The tests are green. I think I can remove Asteroid class. Yes. Test. Green. Commit: Both ship and asteroid are now instances of FlyingObject.

Now let’s see about reasonable constructors or factory methods or something.

``````class FlyingObject ...
companion object {
fun asteroid(pos:Vector2, vel: Vector2): FlyingObject {
return FlyingObject(pos, vel, Vector2.ZERO, 1000.0 )
}
}
``````

That seems to do the trick. Let’s do one for ship also.
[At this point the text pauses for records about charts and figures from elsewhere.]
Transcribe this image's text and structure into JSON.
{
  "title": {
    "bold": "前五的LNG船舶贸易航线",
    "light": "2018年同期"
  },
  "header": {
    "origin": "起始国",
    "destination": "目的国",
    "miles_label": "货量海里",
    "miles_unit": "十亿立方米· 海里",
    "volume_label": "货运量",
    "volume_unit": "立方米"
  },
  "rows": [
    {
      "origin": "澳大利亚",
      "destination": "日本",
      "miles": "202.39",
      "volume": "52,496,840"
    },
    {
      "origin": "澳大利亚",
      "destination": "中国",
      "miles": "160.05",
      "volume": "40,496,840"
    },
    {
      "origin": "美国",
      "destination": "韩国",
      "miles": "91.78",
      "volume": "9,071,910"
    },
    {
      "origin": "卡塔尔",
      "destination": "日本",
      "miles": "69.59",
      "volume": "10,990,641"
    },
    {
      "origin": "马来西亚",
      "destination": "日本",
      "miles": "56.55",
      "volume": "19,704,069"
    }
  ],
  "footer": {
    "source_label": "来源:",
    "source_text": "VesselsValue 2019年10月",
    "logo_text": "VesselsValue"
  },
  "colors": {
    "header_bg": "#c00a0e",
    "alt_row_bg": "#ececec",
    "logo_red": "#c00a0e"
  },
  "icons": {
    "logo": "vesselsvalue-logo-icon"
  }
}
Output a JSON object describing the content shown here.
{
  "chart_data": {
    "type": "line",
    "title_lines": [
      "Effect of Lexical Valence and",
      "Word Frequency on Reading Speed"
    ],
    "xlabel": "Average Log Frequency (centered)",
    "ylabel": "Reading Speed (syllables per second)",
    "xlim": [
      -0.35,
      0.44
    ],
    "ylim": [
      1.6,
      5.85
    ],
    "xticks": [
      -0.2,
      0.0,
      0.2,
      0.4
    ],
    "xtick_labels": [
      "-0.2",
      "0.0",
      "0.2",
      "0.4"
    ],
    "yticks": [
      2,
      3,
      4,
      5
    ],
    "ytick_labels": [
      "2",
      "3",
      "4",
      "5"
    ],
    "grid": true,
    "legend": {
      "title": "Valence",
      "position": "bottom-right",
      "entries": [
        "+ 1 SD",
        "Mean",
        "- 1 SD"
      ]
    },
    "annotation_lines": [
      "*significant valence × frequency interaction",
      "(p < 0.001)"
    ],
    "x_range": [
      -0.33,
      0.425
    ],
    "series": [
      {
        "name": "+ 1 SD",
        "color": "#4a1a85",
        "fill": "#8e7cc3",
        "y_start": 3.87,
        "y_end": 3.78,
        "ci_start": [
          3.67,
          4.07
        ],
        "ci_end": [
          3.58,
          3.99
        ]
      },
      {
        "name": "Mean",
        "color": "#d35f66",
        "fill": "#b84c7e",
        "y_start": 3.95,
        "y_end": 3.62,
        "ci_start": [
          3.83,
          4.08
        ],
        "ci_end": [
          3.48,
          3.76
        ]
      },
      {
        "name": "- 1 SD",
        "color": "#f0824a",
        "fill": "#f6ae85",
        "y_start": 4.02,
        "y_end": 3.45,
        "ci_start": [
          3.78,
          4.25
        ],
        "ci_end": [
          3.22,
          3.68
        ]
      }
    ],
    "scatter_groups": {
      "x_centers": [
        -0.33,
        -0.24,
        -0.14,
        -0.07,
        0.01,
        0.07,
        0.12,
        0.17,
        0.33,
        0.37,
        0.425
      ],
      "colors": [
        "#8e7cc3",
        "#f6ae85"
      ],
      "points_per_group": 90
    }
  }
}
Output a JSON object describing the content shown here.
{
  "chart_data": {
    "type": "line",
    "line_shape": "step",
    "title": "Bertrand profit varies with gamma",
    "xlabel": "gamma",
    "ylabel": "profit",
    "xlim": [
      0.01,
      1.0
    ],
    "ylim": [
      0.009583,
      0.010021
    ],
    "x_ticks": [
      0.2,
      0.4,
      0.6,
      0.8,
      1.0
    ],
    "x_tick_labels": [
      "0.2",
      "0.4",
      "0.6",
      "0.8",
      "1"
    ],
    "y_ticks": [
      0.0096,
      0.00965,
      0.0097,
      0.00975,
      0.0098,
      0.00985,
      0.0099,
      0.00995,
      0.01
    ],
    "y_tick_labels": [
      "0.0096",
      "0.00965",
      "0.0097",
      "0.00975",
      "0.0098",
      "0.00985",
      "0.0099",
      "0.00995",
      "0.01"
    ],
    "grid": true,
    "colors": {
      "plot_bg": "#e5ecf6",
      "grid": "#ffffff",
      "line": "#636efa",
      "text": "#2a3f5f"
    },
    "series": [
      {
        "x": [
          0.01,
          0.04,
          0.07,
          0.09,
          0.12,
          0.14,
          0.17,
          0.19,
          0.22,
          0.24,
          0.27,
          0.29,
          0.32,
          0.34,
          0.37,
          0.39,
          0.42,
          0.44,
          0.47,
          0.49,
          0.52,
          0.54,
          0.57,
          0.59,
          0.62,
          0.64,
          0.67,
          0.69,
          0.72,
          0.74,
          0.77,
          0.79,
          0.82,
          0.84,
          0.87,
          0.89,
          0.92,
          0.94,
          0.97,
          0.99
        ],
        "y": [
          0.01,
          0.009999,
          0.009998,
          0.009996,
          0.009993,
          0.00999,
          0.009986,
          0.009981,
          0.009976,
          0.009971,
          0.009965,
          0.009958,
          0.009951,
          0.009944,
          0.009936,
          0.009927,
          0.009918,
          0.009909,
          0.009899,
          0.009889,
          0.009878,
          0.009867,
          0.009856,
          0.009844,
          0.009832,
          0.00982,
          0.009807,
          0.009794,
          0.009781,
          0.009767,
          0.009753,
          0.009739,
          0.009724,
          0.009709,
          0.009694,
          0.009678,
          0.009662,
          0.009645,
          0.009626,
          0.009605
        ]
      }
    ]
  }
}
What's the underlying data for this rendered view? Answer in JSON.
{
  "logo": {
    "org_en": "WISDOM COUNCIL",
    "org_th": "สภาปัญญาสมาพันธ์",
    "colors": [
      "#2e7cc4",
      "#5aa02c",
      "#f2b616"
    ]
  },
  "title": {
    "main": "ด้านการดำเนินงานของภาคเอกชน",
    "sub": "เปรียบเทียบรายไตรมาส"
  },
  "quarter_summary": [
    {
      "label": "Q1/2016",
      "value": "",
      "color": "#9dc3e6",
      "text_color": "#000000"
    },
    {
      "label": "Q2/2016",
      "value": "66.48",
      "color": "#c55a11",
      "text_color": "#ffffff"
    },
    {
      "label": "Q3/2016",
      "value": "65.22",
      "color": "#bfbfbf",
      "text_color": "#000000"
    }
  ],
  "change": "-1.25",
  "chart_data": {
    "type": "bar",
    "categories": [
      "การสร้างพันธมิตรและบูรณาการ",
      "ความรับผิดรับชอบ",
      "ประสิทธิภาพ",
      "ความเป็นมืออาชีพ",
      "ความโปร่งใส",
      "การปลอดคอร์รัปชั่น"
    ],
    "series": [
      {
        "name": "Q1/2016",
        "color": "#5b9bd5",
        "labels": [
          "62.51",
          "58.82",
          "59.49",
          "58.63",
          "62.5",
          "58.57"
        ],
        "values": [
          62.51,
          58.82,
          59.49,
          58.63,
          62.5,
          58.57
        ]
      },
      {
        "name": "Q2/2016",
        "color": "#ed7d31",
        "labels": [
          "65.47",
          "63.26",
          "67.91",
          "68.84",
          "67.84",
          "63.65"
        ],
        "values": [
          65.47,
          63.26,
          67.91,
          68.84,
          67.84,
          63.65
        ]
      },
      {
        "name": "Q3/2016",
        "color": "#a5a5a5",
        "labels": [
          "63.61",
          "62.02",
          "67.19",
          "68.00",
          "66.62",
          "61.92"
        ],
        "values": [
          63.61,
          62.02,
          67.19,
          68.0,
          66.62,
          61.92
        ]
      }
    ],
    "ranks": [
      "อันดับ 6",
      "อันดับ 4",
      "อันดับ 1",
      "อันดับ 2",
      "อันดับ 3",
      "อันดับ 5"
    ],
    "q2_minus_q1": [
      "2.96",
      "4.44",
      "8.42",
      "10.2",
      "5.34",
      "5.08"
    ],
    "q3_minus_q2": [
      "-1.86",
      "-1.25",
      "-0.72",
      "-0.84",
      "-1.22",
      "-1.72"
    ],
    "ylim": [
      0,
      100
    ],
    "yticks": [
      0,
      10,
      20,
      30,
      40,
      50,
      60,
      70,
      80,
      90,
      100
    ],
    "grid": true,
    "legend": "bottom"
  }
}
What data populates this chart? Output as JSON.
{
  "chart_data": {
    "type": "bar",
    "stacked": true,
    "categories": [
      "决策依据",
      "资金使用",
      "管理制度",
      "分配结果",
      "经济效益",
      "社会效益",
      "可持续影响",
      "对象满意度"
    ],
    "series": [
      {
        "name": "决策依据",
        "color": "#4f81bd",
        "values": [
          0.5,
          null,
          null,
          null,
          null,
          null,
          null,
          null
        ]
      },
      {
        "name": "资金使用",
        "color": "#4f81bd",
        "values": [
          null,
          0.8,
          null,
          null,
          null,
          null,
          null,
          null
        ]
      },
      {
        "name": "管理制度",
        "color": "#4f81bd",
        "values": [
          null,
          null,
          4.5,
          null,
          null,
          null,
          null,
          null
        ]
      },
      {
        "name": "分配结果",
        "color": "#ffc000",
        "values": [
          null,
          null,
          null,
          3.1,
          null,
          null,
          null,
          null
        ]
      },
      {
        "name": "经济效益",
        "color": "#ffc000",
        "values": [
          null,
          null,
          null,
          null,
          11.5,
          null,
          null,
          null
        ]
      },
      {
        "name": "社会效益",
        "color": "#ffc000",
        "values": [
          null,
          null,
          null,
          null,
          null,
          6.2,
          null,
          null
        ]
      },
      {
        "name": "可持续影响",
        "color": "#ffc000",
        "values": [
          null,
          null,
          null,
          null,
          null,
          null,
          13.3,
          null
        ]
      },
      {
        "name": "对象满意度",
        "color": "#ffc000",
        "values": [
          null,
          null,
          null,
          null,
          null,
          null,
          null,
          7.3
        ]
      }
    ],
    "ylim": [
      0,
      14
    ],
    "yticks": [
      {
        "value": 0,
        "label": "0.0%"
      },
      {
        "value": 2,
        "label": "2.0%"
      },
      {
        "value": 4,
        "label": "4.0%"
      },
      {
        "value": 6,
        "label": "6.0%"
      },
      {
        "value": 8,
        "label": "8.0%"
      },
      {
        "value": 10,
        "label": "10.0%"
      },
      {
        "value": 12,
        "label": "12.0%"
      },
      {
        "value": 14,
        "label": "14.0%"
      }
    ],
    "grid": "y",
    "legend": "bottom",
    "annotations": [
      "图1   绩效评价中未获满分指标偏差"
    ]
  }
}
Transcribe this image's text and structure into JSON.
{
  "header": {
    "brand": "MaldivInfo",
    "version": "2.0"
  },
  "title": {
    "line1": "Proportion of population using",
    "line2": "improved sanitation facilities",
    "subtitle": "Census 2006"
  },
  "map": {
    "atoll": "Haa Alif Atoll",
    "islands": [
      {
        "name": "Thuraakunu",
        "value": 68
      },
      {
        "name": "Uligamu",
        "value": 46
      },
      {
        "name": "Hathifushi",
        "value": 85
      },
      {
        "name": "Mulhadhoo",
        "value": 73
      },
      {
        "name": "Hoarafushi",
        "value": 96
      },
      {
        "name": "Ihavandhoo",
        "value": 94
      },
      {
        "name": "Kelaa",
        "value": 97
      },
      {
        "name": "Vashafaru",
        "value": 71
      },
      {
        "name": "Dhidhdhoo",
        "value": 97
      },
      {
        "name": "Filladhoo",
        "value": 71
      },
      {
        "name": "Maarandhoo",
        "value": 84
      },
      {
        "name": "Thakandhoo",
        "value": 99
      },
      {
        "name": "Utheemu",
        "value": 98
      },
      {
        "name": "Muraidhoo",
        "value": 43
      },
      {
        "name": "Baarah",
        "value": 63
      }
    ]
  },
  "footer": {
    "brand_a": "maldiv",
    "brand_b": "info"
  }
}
``````        fun ship(pos:Vector2, control:Controls= Controls()): FlyingObject {
return FlyingObject(
position = pos,
velocity = Vector2.ZERO,
acceleration = Vector2(60.0, 0.0),
controls = control
)
}
``````

And the tests convert nicely, looking like this:

``````    @Test
fun `Asteroids Exist and Move`() {
val asteroid = FlyingObject.asteroid(
Vector2.ZERO,
Vector2(15.0,30.0)
)
asteroid.update(tick*60)
checkVector(asteroid.position, Vector2(15.0, 30.0),"asteroid position")
}

@Test
fun `ship can turn right`() {
val control = Controls()
val ship = FlyingObject.ship(Vector2.ZERO, control)
control.right = true
ship.update(tick*10)
assertThat(ship.pointing).isEqualTo(-60.0, within(0.01))
}
``````

All the ship creations are down to just one or two parameters, since I’m defaulting the controls. I could imagine even simpler tests, but these aren’t bad.

Let’s sum up.

## Summary

I set out to add an Asteroid class, did so, then implemented a starting `collides` method, then removed the duplication by making the Ship class into FlyingObject, then converting my only asteroid code to use FlyingObject. Then I created two convenience constructors, `FlyingObject.ship` and `FlyingObject.asteroid`, which went easily once I realized that companion object is how you do that. Converting to use them was tedious and error-prone but of course the changes were all in tests, so the immediate failure of a test told me I’d done it wrong.

We’ll need a few tweaks to `collide`, depending on how we manage the universe, most likely just making sure that objects don’t collide with themselves. That would be awkward.

The code is simpler. I’ve removed an entire class (all three methods of it) and simplified the tests.